Get familiar with these simple tips to keep the home eco-friendly during the summer months.
While wet appliances count to 10% of a household’s overall energy footprint, according to the Energy Saving Trust, the warmer weather fortunately provides an alternative to endless washing machine and tumble dryer cycles. Washing full loads only and applying the cold water setting can cut energy use
right down, and hanging clothes outside on the washing line or near an open window should come second nature. Synthetic fibres, such as polyester, tend to cling onto more smells and require more machine washing, so opting for natural fibres like organic cotton when shopping for new clothes is also a handy way to save.
Be Water Wise
Simple water-saving solutions at home can make every drop count during the summer as the temperature ramps up.

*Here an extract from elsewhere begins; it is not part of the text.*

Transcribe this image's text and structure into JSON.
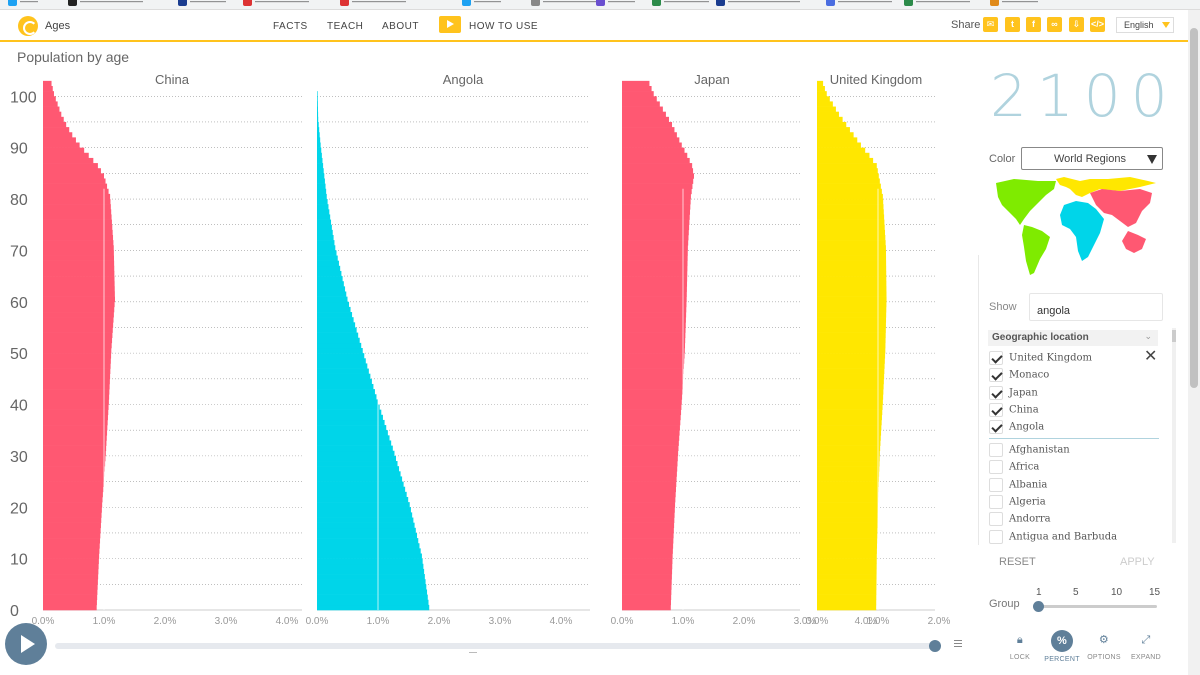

With showers, toilets, and sinks consuming more than two thirds of household water, having a rejig of the bathroom routine can be the most effective way to start. Take a few minutes in the shower rather than a long soak in the tub, and check for any leaks in the taps and pipes for unnecessary wastage. Reuse the paddling pool water for the lawn and plants during the cooler mornings and evenings to help the water get straight to the roots and minimise the impact of evaporation.
While house insulation is mainly associated with keeping homes warm, it’s also an effective way of slowing down the movement of heat and keeping families cool during the summer. Reducing the household’s carbon footprint, chilling out using properly installed insulation instead of running fans, dehumidifiers, and water coolers is also a good way to skirt around expensive energy bills.
Using blackout curtains to shade east and west-facing window is meanwhile a good DIY-method to keep the temperatures down, while keeping the windows closed during the day to avoid any unwanted humidity and heat.
Sticking to minimal cooking methods during the summer is a useful approach to making the home eco-friendlier while ensuring the kitchen won’t heat up any more than it has to. Avoid the oven, use the stove sparingly, and go for colder meals to keep the home refreshed and avoid excess energy use in the house. Creating your own compost from food scraps also a great way to curb food wastage in the kitchen and keep the garden naturally fertilised. When it comes to the next BBQ party, using organic coals to avoid unnecessary chemical additives and reducing the meat by grilling up more plant-based foods will also score plenty of green credentials.
Keep the freezer happy
After filling to the brim with refreshing goodies, your freezer is likely to be working overtime during the hot summer months, which can risk it overheating and overloading on carbon emissions. Giving the appliance a regular defrost and a proper clean every few weeks will keep it in top condition and running smoothly, while leaving enough space inside to let the air circulate properly. Leave at least one inch of extra space on all sides, repackage food into smaller bags, and try not to take a peak inside too often unless you need to!